While the UK, US and much of the EU are gripped by a cost-of-living crisis heightened by Russia’s invasion of Ukraine, in France, President Emmanuel Macron’s “tariff shield” is helping keep a lid on rising prices.
Inflation there hit 4.5% in March, and while this was up from February’s 3.6%, it remains one of the lowest rates in the industrialised west and well below the UK’s 6.2%, Germany’s 7.3%, Spain’s 9.8% and 11.9% in the Netherlands.
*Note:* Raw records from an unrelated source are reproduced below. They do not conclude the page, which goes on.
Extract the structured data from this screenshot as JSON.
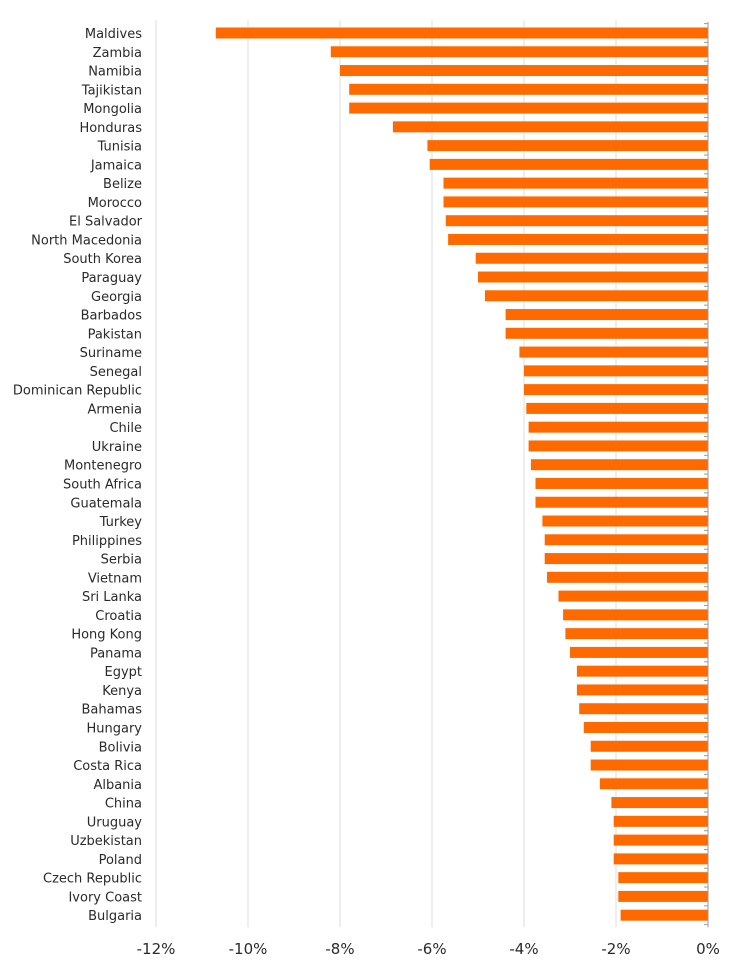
{
  "chart_data": {
    "type": "bar",
    "orientation": "horizontal",
    "title": "",
    "xlabel": "",
    "ylabel": "",
    "xlim": [
      -12,
      0
    ],
    "x_ticks": [
      -12,
      -10,
      -8,
      -6,
      -4,
      -2,
      0
    ],
    "x_tick_labels": [
      "-12%",
      "-10%",
      "-8%",
      "-6%",
      "-4%",
      "-2%",
      "0%"
    ],
    "grid": "vertical",
    "bar_color": "#ff6a00",
    "categories": [
      "Maldives",
      "Zambia",
      "Namibia",
      "Tajikistan",
      "Mongolia",
      "Honduras",
      "Tunisia",
      "Jamaica",
      "Belize",
      "Morocco",
      "El Salvador",
      "North Macedonia",
      "South Korea",
      "Paraguay",
      "Georgia",
      "Barbados",
      "Pakistan",
      "Suriname",
      "Senegal",
      "Dominican Republic",
      "Armenia",
      "Chile",
      "Ukraine",
      "Montenegro",
      "South Africa",
      "Guatemala",
      "Turkey",
      "Philippines",
      "Serbia",
      "Vietnam",
      "Sri Lanka",
      "Croatia",
      "Hong Kong",
      "Panama",
      "Egypt",
      "Kenya",
      "Bahamas",
      "Hungary",
      "Bolivia",
      "Costa Rica",
      "Albania",
      "China",
      "Uruguay",
      "Uzbekistan",
      "Poland",
      "Czech Republic",
      "Ivory Coast",
      "Bulgaria"
    ],
    "values": [
      -10.7,
      -8.2,
      -8.0,
      -7.8,
      -7.8,
      -6.85,
      -6.1,
      -6.05,
      -5.75,
      -5.75,
      -5.7,
      -5.65,
      -5.05,
      -5.0,
      -4.85,
      -4.4,
      -4.4,
      -4.1,
      -4.0,
      -4.0,
      -3.95,
      -3.9,
      -3.9,
      -3.85,
      -3.75,
      -3.75,
      -3.6,
      -3.55,
      -3.55,
      -3.5,
      -3.25,
      -3.15,
      -3.1,
      -3.0,
      -2.85,
      -2.85,
      -2.8,
      -2.7,
      -2.55,
      -2.55,
      -2.35,
      -2.1,
      -2.05,
      -2.05,
      -2.05,
      -1.95,
      -1.95,
      -1.9
    ]
  }
}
A decision last year to limit the amount by which France’s largely state-owned energy companies could raise prices has benefited consumers and taken some of the inflationary pressure off industries that depend on gas and electricity.
In France, where about two-thirds of power comes from Électricité de France’s nuclear plants, the electricity component of inflation has risen by 4% in the past 12 months, but by an average of more than 27% in the eurozone generally.
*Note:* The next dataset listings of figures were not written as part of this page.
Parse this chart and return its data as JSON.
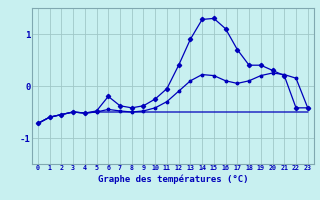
{
  "xlabel": "Graphe des températures (°C)",
  "background_color": "#c8f0f0",
  "grid_color": "#a0c8c8",
  "line_color": "#0000bb",
  "ylim": [
    -1.5,
    1.5
  ],
  "xlim": [
    -0.5,
    23.5
  ],
  "yticks": [
    -1,
    0,
    1
  ],
  "x_ticks": [
    0,
    1,
    2,
    3,
    4,
    5,
    6,
    7,
    8,
    9,
    10,
    11,
    12,
    13,
    14,
    15,
    16,
    17,
    18,
    19,
    20,
    21,
    22,
    23
  ],
  "line_flat_y": [
    -0.72,
    -0.6,
    -0.55,
    -0.5,
    -0.52,
    -0.5,
    -0.5,
    -0.5,
    -0.5,
    -0.5,
    -0.5,
    -0.5,
    -0.5,
    -0.5,
    -0.5,
    -0.5,
    -0.5,
    -0.5,
    -0.5,
    -0.5,
    -0.5,
    -0.5,
    -0.5,
    -0.5
  ],
  "line_med_y": [
    -0.72,
    -0.6,
    -0.55,
    -0.5,
    -0.52,
    -0.5,
    -0.45,
    -0.48,
    -0.5,
    -0.48,
    -0.42,
    -0.3,
    -0.1,
    0.1,
    0.22,
    0.2,
    0.1,
    0.05,
    0.1,
    0.2,
    0.25,
    0.22,
    0.15,
    -0.42
  ],
  "line_peak_y": [
    -0.72,
    -0.6,
    -0.55,
    -0.5,
    -0.52,
    -0.48,
    -0.2,
    -0.38,
    -0.42,
    -0.38,
    -0.25,
    -0.05,
    0.4,
    0.9,
    1.28,
    1.3,
    1.1,
    0.7,
    0.4,
    0.4,
    0.3,
    0.2,
    -0.42,
    -0.42
  ]
}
Yet, in the first round of the presidential election next Sunday, Macron will face criticism from left and right for rocketing diesel prices, which hit the rural poor, and for his attempts over the previous five years to end decades of low growth with a string of pro-business policies.
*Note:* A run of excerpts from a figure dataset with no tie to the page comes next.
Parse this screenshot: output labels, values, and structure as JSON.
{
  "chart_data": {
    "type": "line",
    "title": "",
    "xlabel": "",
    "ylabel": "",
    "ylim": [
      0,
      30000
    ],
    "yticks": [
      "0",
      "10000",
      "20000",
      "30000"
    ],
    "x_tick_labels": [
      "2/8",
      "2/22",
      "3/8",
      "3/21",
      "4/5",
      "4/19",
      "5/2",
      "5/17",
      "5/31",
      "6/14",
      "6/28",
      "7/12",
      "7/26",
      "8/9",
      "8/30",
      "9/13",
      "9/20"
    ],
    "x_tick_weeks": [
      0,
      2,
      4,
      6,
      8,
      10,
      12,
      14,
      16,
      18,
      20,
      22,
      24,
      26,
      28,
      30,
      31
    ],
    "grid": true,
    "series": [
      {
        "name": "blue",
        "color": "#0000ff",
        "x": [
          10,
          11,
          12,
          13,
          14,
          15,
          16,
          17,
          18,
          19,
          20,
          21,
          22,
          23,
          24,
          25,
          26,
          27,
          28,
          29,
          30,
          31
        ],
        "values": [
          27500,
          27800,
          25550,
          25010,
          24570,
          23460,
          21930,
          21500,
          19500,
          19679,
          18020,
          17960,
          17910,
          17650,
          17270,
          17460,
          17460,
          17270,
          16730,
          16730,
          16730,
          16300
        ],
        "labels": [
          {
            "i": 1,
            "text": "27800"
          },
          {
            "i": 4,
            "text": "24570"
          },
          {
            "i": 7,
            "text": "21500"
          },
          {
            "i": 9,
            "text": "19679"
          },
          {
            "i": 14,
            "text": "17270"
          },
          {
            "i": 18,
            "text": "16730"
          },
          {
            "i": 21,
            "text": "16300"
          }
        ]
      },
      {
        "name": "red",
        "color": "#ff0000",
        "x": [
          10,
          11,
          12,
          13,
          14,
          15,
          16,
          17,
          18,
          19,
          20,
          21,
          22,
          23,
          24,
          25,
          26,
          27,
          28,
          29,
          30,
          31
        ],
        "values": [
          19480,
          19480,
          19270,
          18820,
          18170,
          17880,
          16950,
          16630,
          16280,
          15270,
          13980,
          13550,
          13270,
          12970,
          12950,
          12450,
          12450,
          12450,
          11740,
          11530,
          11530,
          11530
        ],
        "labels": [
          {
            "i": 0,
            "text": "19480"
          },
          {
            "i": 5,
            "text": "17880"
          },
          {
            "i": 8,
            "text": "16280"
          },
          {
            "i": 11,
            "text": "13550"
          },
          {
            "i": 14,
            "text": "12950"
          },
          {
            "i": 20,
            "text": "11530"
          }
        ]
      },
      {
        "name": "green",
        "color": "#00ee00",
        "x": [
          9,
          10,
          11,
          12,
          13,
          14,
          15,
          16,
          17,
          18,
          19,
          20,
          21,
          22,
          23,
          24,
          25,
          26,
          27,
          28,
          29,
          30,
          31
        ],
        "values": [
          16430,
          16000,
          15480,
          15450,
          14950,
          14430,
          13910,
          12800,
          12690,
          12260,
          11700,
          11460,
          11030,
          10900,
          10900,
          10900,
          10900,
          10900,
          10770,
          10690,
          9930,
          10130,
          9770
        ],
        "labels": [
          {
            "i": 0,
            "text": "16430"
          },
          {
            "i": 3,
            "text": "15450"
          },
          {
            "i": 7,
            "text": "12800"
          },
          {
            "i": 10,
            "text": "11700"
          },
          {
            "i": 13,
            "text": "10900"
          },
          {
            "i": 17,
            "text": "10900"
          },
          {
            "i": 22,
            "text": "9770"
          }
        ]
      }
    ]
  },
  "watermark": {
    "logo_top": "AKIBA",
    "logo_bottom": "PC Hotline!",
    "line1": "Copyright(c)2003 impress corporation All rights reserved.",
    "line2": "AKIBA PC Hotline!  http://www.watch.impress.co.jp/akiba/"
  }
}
Recent outrage over his €2.4bn spending on consultants since coming to office, including €1bn with McKinsey of the US, is another headline-grabbing issue drowning out his impressive economic record and denting his lead in the polls.
By most economic yardsticks – national income, business investment, consumer spending, labour supply and rising prices – France sits at or near the top of the pile of rich nations. Contrary to most forecasts, its economy recovered last year to 1% above pre-pandemic levels. The UK is still 0.1% below.